Breaking: This morning Cook County (IL) prosecutors reversed themselves and set aside the murder conviction and life sentence of Deon Patrick, 42, who has served more than half his life in prison following his conviction in a double murder case. The accuracy of the convictions of Patrick and others was clouded by questionable confessions.
Patrick was one of eight persons charged with the 1992 murders of Jeffrey Lassiter and Sharon Haugabook. Five were convicted after all made confessions that cross-implicated one another.
The Chicago Tribune (here) and the Center on Wrongful Convictions at Northwestern Law have confirmed this update in the long-contested case. Patrick is expected to be released this afternoon.
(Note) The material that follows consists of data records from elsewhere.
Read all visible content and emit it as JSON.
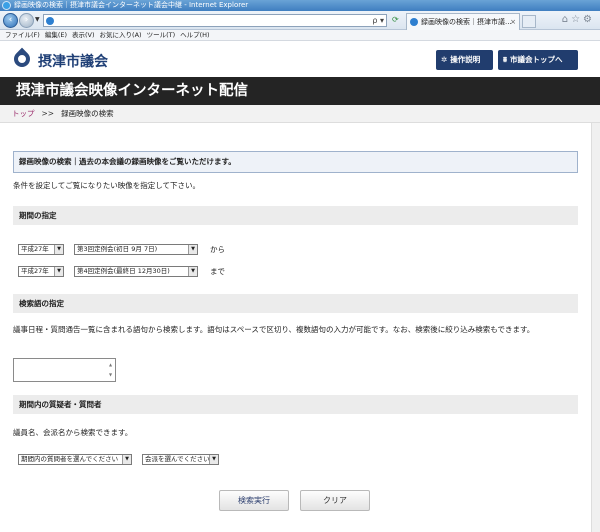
{
  "browser": {
    "title": "録画映像の検索｜摂津市議会インターネット議会中継 - Internet Explorer",
    "tab_label": "録画映像の検索｜摂津市議...",
    "tab_close": "×",
    "refresh_icon": "refresh-icon",
    "address_tools": "ρ ▾",
    "menu": [
      "ファイル(F)",
      "編集(E)",
      "表示(V)",
      "お気に入り(A)",
      "ツール(T)",
      "ヘルプ(H)"
    ]
  },
  "header": {
    "site_name": "摂津市議会",
    "help_button": "操作説明",
    "help_icon": "gear-icon",
    "top_button": "市議会トップへ",
    "top_icon": "sitemap-icon",
    "brand_color": "#213d6e"
  },
  "banner": {
    "title": "摂津市議会映像インターネット配信"
  },
  "breadcrumb": {
    "home": "トップ",
    "separator": ">>",
    "current": "録画映像の検索"
  },
  "intro": {
    "heading": "録画映像の検索｜過去の本会議の録画映像をご覧いただけます。",
    "subtext": "条件を設定してご覧になりたい映像を指定して下さい。"
  },
  "period": {
    "section_title": "期間の指定",
    "from_era": "平成27年",
    "from_meeting": "第3回定例会(初日 9月 7日)",
    "from_label": "から",
    "to_era": "平成27年",
    "to_meeting": "第4回定例会(最終日 12月30日)",
    "to_label": "まで"
  },
  "keyword": {
    "section_title": "検索語の指定",
    "description": "議事日程・質問通告一覧に含まれる語句から検索します。語句はスペースで区切り、複数語句の入力が可能です。なお、検索後に絞り込み検索もできます。",
    "value": ""
  },
  "people": {
    "section_title": "期間内の質疑者・質問者",
    "description": "議員名、会派名から検索できます。",
    "questioner_select": "期間内の質問者を選んでください",
    "party_select": "会派を選んでください"
  },
  "actions": {
    "search": "検索実行",
    "clear": "クリア"
  }
}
Co-defendant Daniel Taylor was also exonerated and released last June.
Patrick said he signed a confession after 30 hours of questioning by police, and after losing hope that anyone would believe his innocence. His confession conflicted sharply with Daniel Taylor’s confession. Taylor’s confession was problematic because he was in jail for a short time the day of the crime—including the hours in which the crime occurred.
Another imprisoned inmate, Dennis Mixon, has said that he committed the crime with others, but these did not include Taylor, Patrick, and others arrested in the case.
State’s Attorney Anita Alvarez had utilized her Conviction Integrity Unit to conduct a comprehensive review of the case and had recently determined not to drop the charges against Patrick, until reversing this decision today.
Rob Warden, Executive Director of the Center on Wrongful Convictions at Northwestern Law, noted that Patrick is the first Illinois exoneration of 2014, and acknowledged Patrick’s attorney, Stuart Chanen, a partner of the Valorem Law Group and a member of the Advisory Board of the Center on Wrongful Convictions.